You got to be relaxed and let time solve your problem...Trust me, she will get back to you....If you two were good friends and spend so much time together then she will miss you as well....
Yes...this is a time to find your interests.....and you get dettached from her....attachments are not good, it will bring suffering....
take care and be paitent
Marjan
marjan,

I'm not sure that she really expected me to pay all the time. Before she got her disability started, she would occasionally say that she knew I got tired of paying all the time. I just never expressed my feelings about it. I don't know how I would've explained the conflict that I was having. I also know that even after she started getting disability she probably didn't have as much as I did do go out and do things. She has a 13 y/o son and other responsibilites that I don't have.

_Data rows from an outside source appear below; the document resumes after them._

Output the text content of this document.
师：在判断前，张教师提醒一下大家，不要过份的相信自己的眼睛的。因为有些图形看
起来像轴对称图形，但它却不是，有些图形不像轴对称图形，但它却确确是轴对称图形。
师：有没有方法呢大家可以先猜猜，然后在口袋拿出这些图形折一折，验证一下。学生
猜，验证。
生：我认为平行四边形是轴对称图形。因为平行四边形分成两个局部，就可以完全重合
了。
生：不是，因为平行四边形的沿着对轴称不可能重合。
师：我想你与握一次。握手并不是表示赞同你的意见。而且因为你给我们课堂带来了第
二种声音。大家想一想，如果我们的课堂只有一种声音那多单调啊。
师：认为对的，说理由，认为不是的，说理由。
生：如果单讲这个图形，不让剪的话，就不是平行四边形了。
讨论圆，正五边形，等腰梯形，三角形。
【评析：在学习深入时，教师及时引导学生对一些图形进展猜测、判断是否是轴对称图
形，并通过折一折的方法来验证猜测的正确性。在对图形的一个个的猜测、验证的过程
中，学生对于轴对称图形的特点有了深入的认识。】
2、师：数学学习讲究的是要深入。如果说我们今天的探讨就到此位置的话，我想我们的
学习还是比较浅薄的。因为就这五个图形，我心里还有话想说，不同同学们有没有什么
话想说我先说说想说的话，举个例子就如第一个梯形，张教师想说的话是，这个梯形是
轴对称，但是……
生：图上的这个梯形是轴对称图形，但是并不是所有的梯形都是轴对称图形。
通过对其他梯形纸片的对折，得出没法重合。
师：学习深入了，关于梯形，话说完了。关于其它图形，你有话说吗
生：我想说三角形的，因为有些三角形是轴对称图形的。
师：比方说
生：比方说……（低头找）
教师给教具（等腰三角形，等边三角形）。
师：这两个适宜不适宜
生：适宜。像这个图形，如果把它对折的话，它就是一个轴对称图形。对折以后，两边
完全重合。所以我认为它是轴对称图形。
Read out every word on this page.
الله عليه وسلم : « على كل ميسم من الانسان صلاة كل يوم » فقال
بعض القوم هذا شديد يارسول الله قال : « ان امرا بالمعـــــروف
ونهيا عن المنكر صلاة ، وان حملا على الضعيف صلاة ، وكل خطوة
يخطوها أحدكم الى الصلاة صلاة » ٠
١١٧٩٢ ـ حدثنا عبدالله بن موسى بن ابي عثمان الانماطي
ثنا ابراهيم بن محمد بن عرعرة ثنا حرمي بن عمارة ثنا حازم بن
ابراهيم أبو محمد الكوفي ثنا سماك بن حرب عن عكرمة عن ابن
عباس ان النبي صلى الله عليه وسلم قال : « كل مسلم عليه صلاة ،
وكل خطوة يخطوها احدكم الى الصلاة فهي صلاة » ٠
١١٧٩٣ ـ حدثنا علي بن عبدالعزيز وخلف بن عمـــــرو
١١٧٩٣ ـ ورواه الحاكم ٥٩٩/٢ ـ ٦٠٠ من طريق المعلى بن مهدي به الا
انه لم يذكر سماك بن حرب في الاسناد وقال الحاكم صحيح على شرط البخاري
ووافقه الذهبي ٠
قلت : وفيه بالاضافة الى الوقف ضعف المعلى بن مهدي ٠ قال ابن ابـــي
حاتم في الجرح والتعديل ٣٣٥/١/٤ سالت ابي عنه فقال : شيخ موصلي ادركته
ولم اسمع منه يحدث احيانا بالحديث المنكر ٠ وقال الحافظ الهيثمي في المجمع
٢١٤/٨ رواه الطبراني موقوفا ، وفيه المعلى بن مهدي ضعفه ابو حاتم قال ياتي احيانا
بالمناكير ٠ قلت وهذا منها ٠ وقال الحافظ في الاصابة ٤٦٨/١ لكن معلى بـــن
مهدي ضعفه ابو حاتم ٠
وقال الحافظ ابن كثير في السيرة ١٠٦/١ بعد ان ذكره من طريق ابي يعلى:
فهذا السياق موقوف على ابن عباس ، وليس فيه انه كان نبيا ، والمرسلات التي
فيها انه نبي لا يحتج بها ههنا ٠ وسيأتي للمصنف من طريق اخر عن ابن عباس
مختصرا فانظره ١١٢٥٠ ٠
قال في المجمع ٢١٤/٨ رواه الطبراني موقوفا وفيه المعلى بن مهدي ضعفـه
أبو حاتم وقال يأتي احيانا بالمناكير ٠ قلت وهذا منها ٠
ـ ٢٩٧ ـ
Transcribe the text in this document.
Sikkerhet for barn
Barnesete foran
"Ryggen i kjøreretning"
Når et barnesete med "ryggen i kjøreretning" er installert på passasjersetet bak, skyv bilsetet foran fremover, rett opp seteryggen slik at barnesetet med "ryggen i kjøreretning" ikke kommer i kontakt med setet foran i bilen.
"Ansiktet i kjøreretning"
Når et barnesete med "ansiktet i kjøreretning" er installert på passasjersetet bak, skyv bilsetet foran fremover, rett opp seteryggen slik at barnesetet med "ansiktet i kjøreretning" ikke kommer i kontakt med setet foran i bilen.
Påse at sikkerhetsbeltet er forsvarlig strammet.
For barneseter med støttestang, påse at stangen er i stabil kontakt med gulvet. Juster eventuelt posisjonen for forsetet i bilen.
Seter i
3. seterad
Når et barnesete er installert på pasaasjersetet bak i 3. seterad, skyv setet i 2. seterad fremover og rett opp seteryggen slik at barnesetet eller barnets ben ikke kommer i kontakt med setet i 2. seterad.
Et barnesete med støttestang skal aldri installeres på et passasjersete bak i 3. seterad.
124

Before any of this happened, I would question from time to time just how good a friendship we had. I'm the type of person who wants to stay in close contact with his friends. If nothing else, at least once a week call and say that I'm thinking about you. She isn't like that. To her, it's ok to go several weeks without talking. That would always frustrate me. I did express my feelings about this, but it didn't make much difference to her.

I had started seeing this "distancing" as a possible defense mechanism. A way that she protects herself. Her ex-husband was very abusive, both physically and emotionally. After that, she was in a relationship with an alcoholic. (So now, she's very adamant about not having a romantic relationship with any one.) If that's one of her ways of protecting herself, I guess I can understand that. If I'm right, then maybe her avoiding me isn't so much about me as it is about what's gone on in her past and her wanting to protect herself from it happening again. Does this make sense?